Similarly, in Iran Russian thistle/saltwort allergen was found in 72.5% of patients with AR, making it the widespread weed pollen allergen in the region of Mashhad (12).
Pollen counts for Russian thistle are highest in August and September. In a study conducted to understand the correlation between pollen counts and allergy symptoms in patients in the region of Zaragoza, which records a high Russian thistle pollen count, it was found that there was a considerable time lag between the times of high pollen counts and manifestations of the first symptom. The time lag was even higher for patients who have asthma(13).

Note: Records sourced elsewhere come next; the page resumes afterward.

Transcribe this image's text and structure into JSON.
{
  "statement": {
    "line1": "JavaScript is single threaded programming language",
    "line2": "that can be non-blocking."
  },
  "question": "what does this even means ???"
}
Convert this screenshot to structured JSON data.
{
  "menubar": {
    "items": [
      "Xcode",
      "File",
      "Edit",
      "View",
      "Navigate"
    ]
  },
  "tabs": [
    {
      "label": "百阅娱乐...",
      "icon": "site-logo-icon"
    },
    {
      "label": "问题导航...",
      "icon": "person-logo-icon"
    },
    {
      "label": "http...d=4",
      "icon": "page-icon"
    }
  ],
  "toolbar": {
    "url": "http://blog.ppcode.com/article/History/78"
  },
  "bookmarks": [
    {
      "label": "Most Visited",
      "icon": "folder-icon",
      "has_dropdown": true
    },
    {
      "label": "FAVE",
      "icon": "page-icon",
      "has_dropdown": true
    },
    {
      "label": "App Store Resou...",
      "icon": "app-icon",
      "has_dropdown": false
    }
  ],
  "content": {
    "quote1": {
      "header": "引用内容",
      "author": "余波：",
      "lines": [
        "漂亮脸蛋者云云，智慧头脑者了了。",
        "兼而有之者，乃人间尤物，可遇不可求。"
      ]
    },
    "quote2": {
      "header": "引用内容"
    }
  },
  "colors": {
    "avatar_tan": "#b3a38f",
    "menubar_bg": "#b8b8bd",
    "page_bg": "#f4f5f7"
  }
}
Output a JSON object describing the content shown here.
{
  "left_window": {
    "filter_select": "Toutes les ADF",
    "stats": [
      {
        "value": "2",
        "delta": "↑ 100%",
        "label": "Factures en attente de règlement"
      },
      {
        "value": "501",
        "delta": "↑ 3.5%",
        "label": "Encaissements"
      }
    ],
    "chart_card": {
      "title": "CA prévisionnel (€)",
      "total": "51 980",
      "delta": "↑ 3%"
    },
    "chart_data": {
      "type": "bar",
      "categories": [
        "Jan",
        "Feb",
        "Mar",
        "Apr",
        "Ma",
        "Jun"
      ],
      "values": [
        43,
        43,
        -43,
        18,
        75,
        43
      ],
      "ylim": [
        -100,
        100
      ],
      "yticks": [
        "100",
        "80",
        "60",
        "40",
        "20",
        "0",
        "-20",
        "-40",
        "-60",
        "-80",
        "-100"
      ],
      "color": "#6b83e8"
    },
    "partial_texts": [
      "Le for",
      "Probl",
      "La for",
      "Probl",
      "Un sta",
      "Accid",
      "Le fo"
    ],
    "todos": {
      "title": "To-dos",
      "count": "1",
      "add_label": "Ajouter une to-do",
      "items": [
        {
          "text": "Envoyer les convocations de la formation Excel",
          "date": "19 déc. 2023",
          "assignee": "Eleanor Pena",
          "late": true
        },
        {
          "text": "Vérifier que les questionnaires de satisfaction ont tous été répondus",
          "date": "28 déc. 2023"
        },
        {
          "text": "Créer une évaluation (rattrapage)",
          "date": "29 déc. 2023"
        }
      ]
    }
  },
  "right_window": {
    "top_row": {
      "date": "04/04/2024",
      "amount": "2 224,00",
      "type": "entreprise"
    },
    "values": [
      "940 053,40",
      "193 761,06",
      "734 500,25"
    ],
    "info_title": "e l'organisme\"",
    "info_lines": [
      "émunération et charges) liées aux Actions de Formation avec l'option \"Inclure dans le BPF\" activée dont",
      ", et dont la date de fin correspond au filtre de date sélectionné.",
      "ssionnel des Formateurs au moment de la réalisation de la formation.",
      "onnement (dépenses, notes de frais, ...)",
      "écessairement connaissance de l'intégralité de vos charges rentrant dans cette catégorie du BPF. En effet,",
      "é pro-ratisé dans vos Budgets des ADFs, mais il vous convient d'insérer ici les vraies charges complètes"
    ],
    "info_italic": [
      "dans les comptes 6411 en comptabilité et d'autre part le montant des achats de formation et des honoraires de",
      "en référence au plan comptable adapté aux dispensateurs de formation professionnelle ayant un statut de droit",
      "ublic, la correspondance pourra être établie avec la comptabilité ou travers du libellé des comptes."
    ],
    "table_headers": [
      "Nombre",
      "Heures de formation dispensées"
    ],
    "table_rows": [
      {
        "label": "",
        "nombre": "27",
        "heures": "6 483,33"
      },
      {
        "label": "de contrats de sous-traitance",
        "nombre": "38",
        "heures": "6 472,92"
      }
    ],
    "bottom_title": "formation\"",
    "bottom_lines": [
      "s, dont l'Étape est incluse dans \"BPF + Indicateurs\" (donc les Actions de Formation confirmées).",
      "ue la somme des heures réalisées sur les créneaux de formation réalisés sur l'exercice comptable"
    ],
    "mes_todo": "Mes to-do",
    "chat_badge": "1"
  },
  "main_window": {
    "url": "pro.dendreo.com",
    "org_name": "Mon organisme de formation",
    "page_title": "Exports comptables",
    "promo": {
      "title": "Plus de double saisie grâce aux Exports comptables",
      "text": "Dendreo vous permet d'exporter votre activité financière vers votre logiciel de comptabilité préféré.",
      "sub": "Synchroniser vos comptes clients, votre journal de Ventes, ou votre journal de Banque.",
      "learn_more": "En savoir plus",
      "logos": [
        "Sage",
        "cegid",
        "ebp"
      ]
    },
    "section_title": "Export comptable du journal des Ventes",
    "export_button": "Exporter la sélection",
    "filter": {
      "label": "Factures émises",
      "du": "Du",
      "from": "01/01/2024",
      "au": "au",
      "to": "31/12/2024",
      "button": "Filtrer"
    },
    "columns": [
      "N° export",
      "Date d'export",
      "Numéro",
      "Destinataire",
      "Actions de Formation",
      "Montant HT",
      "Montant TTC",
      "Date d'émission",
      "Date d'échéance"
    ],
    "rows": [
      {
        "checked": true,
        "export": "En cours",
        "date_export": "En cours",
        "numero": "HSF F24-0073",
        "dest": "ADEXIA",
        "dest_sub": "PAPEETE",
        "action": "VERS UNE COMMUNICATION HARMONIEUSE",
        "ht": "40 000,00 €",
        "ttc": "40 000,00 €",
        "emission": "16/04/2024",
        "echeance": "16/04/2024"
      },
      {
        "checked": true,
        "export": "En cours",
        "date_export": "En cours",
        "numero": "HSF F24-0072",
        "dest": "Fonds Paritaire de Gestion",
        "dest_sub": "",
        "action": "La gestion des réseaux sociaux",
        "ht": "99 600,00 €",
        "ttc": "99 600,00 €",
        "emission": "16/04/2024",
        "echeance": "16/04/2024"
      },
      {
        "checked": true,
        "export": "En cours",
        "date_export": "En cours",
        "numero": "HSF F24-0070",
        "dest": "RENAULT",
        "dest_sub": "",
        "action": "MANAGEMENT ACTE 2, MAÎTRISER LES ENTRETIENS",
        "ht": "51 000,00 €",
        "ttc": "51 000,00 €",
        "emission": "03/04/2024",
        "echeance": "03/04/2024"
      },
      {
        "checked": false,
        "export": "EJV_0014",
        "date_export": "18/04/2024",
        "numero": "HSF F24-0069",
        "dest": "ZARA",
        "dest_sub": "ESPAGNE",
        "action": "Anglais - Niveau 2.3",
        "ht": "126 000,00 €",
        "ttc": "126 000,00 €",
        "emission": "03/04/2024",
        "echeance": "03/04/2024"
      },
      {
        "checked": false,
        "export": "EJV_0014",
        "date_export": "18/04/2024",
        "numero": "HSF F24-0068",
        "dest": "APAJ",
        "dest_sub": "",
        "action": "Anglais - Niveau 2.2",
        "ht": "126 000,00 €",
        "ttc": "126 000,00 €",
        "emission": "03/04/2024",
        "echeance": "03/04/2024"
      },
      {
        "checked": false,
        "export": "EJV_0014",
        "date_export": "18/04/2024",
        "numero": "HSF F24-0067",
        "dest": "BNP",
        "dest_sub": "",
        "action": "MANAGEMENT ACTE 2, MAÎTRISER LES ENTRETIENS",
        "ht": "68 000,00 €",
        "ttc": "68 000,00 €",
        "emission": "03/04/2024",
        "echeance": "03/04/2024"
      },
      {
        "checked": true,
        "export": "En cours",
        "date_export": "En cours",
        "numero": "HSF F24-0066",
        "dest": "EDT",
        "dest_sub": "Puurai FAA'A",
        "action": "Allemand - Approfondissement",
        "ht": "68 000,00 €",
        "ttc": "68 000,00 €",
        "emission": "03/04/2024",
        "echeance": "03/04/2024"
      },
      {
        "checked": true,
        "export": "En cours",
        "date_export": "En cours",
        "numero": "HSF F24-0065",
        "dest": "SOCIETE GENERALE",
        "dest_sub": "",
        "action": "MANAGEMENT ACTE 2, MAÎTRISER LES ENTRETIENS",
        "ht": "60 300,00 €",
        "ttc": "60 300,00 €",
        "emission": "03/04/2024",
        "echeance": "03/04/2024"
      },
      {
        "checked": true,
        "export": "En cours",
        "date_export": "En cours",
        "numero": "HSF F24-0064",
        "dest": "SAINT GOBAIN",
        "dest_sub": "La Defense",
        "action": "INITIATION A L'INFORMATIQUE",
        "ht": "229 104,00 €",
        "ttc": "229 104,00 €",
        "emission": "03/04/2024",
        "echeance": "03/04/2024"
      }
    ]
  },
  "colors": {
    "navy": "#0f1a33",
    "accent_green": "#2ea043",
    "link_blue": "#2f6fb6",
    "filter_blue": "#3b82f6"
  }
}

In Arizona, the USA, where the allergy to Russian thistle/ saltworts was discovered, the prevalence of allergic symptoms like AR and asthma are very high and Russian thistle/ saltworts contribute to it much (14).
Russian thistle is also known to cause dermatitis in few sensitized individuals, but the occurrence of dermatitis is only limited to those who come in direct contact with the plant. The mechanical rubbing can pierce the skin and cause dermatitis (9).
Allergen immunotherapy (AIT) is considered to be one of the important treatment options that may help in providing long-lasting relief to IgE-mediated allergies (15). Studies have been conducted using modified allergen extracts for immunotherapy. A depigmented and glutaral dehy-polymerized extract of Russian thistle showed positive results in immunotherapy with a significant reduction in rhino-conjunctivitis, asthma and skin sensitization reactions in patients (7).
The following allergens have been well- characterized:
Sal k 1 was characterized as a biomarker for Russian thistle/saltwort pollen since a counterpart is not found closely related Chenopodium album (4).
A very significant cross-reactivity is observed between Russian thistle pollen and other members of Amaranthaceae (5). Marked cross-reactivity is also observed between Salsola, Chenopodium and Mercurialis annua and Salsola, Lolium and Olea (7, 17). Sal k 5 shows high cross-reactivity with Chenopodium album (4).
Allergen from Birch pollen, Kiwi fruit and Ole e11 from olive trees are all pectin methylesterase. Ole e 11, shows a 54% identity in amino acid sequence to Russian thistle (18, 19).
Within the genus, S.incanescens show a significant cross-reactivity to Russian thistle/ saltworts so much that in S.incanescens niche areas, Russian thistle/ saltworts markers are extensively used to detect S.incanescens allergies in patients (20).